The departure was confirmed on Saturday via a statement from the Panamanian Foreign Affairs Ministry. The vessel had been detained last July with a load of hidden undeclared Cuban weapons, reported dpa news.
The Foreign Ministry said that representatives from the Embassy of the Democratic People’s Republic of Korea in Havana with staff of the Panamanian Immigration Service and the Foreign Ministry, arrived Tuesday at the base of the National Air Service in Colon, where the ship’s crew was located, to verify that everything was in order.
“In the case of the Chong Chon Gang, Panama acted correctly and the United Nations endorsed the effort made by our country in accordance with international rules and multilateral obligations,” said Panamanian Foreign Minister Francisco Alvarez De Soto on Saturday.
“From a humanitarian point of view, the crew received all the appropriate assistance,” said the Foreign Minister.
“The ship travels to Cuba for repairs and to pick up a cargo of sugar to be transported to North Korea,” said Julio Berrios, a Panamanian lawyer who legally represents the North Korean crew.
Berrios called “arbitrary” the detention of the 35 member crew since July 10, 2013, when the ship, coming from Cuba, was stopped by police on suspicion of drug trafficking before it could cross the Panama Canal.
“In the incident with the vessel even the ship’s doctor was arrested without cause,” said Berrios.
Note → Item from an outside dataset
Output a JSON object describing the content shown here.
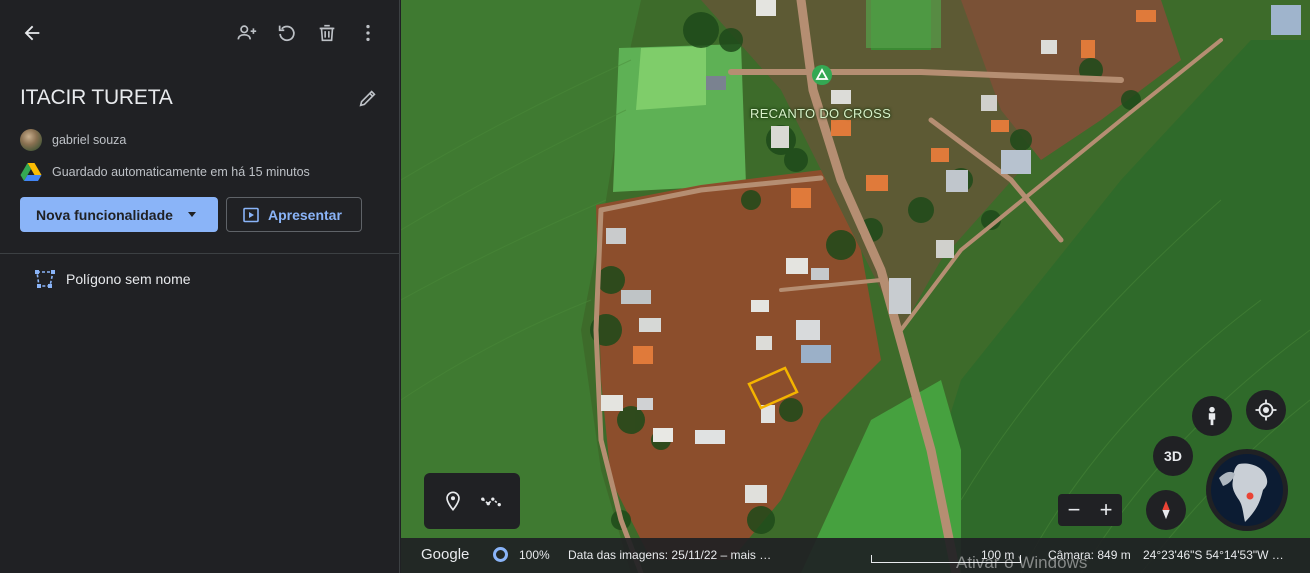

The Panamanian public prosecutor opened a criminal case against the ship’s captain and two other officers arrested for allegedly trafficking undeclared weapons of war and “illegal possession of weapons.”
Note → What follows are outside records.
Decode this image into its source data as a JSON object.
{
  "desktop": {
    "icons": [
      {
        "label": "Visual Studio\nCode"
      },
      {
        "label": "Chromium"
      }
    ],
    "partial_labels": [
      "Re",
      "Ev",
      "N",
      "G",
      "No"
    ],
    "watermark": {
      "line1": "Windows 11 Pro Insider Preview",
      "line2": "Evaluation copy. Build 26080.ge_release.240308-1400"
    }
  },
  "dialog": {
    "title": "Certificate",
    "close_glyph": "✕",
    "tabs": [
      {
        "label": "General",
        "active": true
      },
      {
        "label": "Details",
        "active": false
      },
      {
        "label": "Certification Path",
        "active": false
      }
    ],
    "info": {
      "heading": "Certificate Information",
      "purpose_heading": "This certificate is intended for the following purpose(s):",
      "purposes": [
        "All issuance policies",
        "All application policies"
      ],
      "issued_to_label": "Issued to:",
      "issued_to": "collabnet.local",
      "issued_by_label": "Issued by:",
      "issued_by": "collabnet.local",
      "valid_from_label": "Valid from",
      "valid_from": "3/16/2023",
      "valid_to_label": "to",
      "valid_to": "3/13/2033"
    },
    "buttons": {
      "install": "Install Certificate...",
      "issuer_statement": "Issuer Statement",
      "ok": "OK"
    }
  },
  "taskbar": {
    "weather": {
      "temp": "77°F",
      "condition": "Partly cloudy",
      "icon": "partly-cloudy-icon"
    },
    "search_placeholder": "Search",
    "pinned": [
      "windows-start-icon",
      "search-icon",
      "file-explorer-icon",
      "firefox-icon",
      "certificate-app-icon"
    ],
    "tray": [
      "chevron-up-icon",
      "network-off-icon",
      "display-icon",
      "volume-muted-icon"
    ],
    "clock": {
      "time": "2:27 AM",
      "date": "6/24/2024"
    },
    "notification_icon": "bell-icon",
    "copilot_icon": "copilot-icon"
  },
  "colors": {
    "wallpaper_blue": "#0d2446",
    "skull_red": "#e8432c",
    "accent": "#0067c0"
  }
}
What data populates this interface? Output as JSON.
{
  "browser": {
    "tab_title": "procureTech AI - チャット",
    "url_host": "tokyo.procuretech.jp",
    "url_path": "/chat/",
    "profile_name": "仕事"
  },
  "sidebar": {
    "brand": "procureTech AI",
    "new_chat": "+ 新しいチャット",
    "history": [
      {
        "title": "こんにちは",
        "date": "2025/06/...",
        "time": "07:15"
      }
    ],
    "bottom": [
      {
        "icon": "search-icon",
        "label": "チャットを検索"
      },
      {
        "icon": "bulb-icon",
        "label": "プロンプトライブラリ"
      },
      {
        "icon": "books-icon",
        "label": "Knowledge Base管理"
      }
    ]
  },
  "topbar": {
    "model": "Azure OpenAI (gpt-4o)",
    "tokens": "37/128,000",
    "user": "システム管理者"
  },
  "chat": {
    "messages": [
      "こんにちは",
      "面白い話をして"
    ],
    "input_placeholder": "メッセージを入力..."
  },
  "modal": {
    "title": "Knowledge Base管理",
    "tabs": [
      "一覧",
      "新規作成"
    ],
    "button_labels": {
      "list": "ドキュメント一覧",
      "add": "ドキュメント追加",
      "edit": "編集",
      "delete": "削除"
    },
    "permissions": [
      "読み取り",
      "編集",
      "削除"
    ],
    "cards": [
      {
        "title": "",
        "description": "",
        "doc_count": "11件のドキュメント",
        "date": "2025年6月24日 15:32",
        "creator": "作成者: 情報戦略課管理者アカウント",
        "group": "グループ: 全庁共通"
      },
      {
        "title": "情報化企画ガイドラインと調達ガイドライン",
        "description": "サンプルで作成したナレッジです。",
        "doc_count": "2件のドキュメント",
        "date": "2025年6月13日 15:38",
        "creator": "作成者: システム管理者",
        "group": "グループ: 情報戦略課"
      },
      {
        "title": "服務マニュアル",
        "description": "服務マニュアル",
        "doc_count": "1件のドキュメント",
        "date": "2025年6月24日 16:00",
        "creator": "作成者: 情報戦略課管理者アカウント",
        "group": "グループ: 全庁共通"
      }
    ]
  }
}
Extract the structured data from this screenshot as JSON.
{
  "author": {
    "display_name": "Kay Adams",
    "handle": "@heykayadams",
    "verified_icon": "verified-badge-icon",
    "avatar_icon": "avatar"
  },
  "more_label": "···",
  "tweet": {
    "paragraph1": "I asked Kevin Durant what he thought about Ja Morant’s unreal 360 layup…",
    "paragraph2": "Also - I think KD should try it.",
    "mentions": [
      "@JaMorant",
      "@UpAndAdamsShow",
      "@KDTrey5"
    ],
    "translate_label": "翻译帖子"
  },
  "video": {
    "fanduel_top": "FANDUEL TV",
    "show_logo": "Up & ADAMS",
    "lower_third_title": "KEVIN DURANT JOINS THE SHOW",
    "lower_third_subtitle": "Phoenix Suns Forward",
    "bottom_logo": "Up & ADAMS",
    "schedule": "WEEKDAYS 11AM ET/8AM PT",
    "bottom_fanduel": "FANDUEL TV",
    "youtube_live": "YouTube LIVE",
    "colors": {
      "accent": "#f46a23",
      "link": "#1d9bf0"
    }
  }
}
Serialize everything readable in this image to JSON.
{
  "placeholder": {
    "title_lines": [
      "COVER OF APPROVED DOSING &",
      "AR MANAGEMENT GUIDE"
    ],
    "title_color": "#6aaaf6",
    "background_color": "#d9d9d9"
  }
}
Aboard the “Chong Chon Gang” were found 10,000 tons of sugar and 25 containers in which there were 240 tons of weapons, including two Volga anti-aircraft rockets and nine Pechora rockets in parts and pieces, two Mig-21 Bis aircraft and 15 aircraft engines.
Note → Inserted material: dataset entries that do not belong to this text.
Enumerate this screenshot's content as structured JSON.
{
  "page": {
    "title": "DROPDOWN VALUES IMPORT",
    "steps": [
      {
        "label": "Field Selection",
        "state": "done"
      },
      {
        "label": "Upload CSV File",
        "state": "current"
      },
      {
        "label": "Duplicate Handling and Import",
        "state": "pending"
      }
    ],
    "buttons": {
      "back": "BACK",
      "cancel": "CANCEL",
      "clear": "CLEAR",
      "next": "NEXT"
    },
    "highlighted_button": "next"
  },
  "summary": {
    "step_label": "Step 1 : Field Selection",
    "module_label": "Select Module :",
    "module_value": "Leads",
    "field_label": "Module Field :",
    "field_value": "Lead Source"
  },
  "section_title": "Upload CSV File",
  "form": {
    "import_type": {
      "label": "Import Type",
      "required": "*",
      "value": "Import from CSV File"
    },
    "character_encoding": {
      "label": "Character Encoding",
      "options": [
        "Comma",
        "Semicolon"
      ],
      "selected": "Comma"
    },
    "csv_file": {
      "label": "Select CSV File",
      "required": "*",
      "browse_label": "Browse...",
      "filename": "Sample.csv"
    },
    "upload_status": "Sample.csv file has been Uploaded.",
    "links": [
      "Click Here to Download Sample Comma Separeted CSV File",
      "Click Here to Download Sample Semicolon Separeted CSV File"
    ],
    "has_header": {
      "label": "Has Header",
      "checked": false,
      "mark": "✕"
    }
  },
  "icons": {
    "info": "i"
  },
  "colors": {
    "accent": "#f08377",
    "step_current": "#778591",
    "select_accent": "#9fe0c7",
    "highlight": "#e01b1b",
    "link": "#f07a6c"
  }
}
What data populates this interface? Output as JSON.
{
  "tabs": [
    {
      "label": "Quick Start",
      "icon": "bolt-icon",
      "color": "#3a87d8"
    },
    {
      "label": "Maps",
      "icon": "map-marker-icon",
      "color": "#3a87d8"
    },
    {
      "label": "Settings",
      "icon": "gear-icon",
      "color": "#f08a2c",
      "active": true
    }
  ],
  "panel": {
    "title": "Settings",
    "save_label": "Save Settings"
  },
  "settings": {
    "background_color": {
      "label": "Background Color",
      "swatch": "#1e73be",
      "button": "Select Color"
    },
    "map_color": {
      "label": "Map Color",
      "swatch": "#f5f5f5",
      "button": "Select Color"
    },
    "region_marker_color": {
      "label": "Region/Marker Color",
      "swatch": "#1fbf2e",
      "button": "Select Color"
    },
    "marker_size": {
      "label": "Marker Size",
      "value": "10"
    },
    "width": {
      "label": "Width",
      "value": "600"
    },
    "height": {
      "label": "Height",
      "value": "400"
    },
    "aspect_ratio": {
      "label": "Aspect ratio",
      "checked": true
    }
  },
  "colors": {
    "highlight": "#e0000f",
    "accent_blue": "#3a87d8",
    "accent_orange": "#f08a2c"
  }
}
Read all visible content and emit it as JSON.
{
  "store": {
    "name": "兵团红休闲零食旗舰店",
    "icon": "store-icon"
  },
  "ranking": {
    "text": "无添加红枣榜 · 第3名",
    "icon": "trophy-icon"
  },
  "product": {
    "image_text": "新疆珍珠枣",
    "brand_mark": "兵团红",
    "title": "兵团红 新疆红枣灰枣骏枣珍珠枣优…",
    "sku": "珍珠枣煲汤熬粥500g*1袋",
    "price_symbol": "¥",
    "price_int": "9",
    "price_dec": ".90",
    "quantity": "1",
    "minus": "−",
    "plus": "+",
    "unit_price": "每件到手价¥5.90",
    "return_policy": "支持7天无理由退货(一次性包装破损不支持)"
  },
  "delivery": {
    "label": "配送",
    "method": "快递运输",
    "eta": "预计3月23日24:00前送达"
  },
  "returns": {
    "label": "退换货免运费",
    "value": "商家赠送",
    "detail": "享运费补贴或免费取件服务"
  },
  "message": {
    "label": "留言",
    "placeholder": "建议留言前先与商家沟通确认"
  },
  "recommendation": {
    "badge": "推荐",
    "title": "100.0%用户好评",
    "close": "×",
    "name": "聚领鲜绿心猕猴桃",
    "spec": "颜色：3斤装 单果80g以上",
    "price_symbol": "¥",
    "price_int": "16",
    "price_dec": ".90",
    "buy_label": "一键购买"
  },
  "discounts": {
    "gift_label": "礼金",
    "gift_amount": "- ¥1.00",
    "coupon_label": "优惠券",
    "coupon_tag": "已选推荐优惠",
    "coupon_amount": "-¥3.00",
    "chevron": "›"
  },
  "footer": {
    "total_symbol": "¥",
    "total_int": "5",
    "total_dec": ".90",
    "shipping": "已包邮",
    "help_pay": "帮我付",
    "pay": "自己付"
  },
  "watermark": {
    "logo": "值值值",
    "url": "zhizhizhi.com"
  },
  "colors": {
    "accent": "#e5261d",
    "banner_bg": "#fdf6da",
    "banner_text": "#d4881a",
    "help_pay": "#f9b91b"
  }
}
Cuba’s government argued that the freight was “obsolete defensive weaponry” but a mission of UN experts traveled to Panama to examine the cargo and a prelimnary report determined that it violated the international embargo on North Korea importing or exporting weapons.
Attorney Berrios said a claim filed for the return of the confiscated sugar load, which has a value in the international market for five million dollars, still needs to be addressed.
Panamanian authorities announced that the shipments of sugar will be auctioned, but Berrios said the issue could become a matter of international dispute between Pyongyang and Panama, because the sugar belongs to the North Koreans.